You should not vaccinate a pregnant dog in most cases. Modified live vaccines, the most common type used in dogs, carry real risks to developing puppies, including fetal death and abortion. The safest approach is to make sure your dog is fully up to date on vaccines before she becomes pregnant, not during pregnancy.
Why Most Vaccines Are Dangerous During Pregnancy
The core vaccines your dog receives for distemper, parvovirus, and adenovirus are typically modified live vaccines. These contain weakened but still active forms of a virus that stimulate the immune system. In a non-pregnant dog, that’s perfectly safe. In a pregnant dog, those weakened viruses can cross the placenta and reach the developing puppies. Research has documented canine fatalities linked to modified live vaccines given during late pregnancy, with outcomes including abortion, stillbirth, and severe illness in newborns.
The risk isn’t limited to one stage of pregnancy. Modified live vaccines can cause problems at any point during gestation, but the danger is particularly acute in the later stages when fetal development is most active. This applies to injectable modified live vaccines across the board, not just one specific brand or formula.
The Exception: Inactivated Vaccines
Not all vaccines work the same way. Inactivated (killed) vaccines use a virus that has been completely deactivated, so it cannot replicate in the body. These carry a much better safety profile for pregnant dogs. One well-studied example is the inactivated canine herpesvirus vaccine, which has been shown to be safe for pregnant dogs with no adverse effects on reproductive performance. In studies, vaccinated mothers produced puppies with no cases of herpesvirus disease, and the vaccine did not interfere with fertility or pregnancy outcomes.

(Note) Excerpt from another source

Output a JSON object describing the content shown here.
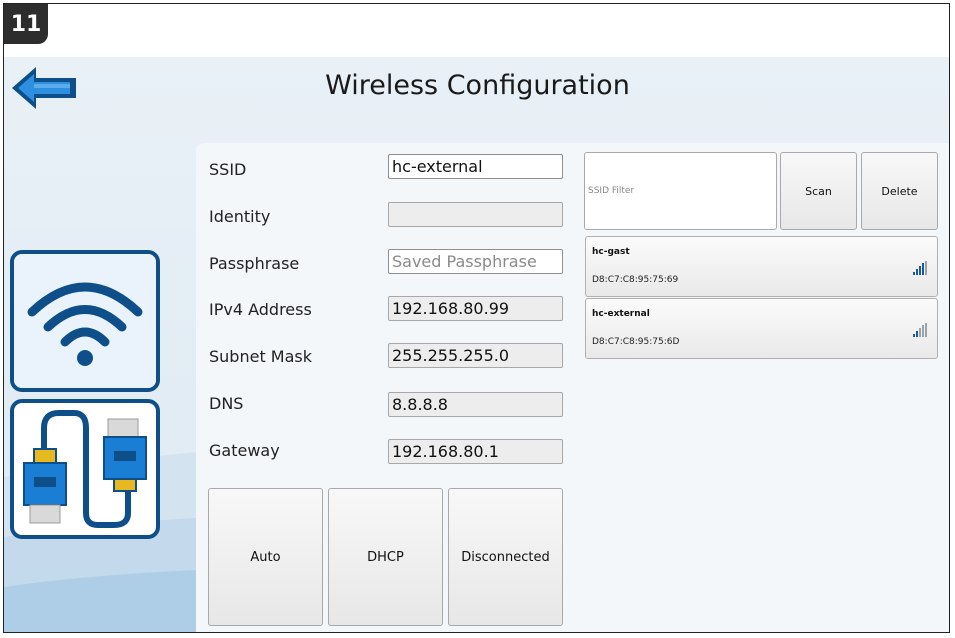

However, just because a vaccine is inactivated doesn’t mean you should give it without veterinary guidance. The decision depends on the specific disease risk your dog faces and whether the benefits outweigh any potential stress to the pregnancy.
Non-Core Vaccines to Avoid
Non-core vaccines like Bordetella (kennel cough) and leptospirosis are generally not recommended during pregnancy. The American Kennel Club notes that veterinarians typically advise against Bordetella vaccination in pregnant dogs. The same caution applies to other non-core vaccines. If your dog is pregnant, these are easy to skip unless she faces a specific, immediate exposure risk that your vet identifies.
The Best Strategy: Vaccinate Before Breeding
The simplest way to protect both your dog and her future puppies is to ensure she’s current on all core vaccines before she becomes pregnant. According to the World Small Animal Veterinary Association (WSAVA), breeding dogs should be kept up to date on core vaccines, but there’s no need to give additional boosters right before pregnancy. A dog on a standard vaccination schedule, with core vaccines given every three years, will have strong enough immunity to protect herself and pass protective antibodies to her puppies through her milk.
If your dog is due for vaccines and you’re planning to breed her, get the vaccines done at least two to four weeks before her heat cycle. This gives her immune system time to build a full response without any risk to a pregnancy that hasn’t started yet.
How Maternal Antibodies Protect Puppies
One of the biggest reasons to vaccinate before pregnancy is what happens after birth. A well-vaccinated mother produces colostrum, the thick first milk, loaded with protective antibodies called immunoglobulins. These antibodies are the only immune defense newborn puppies have for their first weeks of life.
The timing of nursing matters more than the concentration of antibodies in the milk. Colostrum quality drops fast: antibody levels fall by about 60% within the first 4 to 24 hours after birth. On the puppy’s side, their gut can absorb about 40% of ingested antibodies right at birth, but that drops to 20% by four hours old and just 9% by twelve hours. After 12 to 16 hours of life, puppies lose the ability to absorb antibodies through their intestines entirely.
This means the first feeding is critical. Puppies that nurse within the first few hours get dramatically better immune protection than those who wait. A mother who was properly vaccinated before pregnancy gives her puppies the best possible start, producing colostrum with high antibody levels right when her puppies can actually absorb them.
What If Your Dog Is Already Pregnant and Overdue for Vaccines?
If your dog is already pregnant and her vaccines have lapsed, the safest course is to wait. Most healthy adult dogs retain meaningful immunity from previous vaccinations well beyond the labeled booster date. The risk of giving a modified live vaccine during pregnancy is concrete and well-documented, while the risk of a previously vaccinated dog encountering disease during a single pregnancy is relatively low, especially if she’s kept away from unfamiliar dogs, boarding facilities, and high-traffic dog areas.
Once she has whelped and finished nursing, you can bring her vaccines back up to date. Her puppies will begin their own vaccination series starting around six to eight weeks of age, which will build their independent immunity as the maternal antibodies they received from colostrum naturally fade.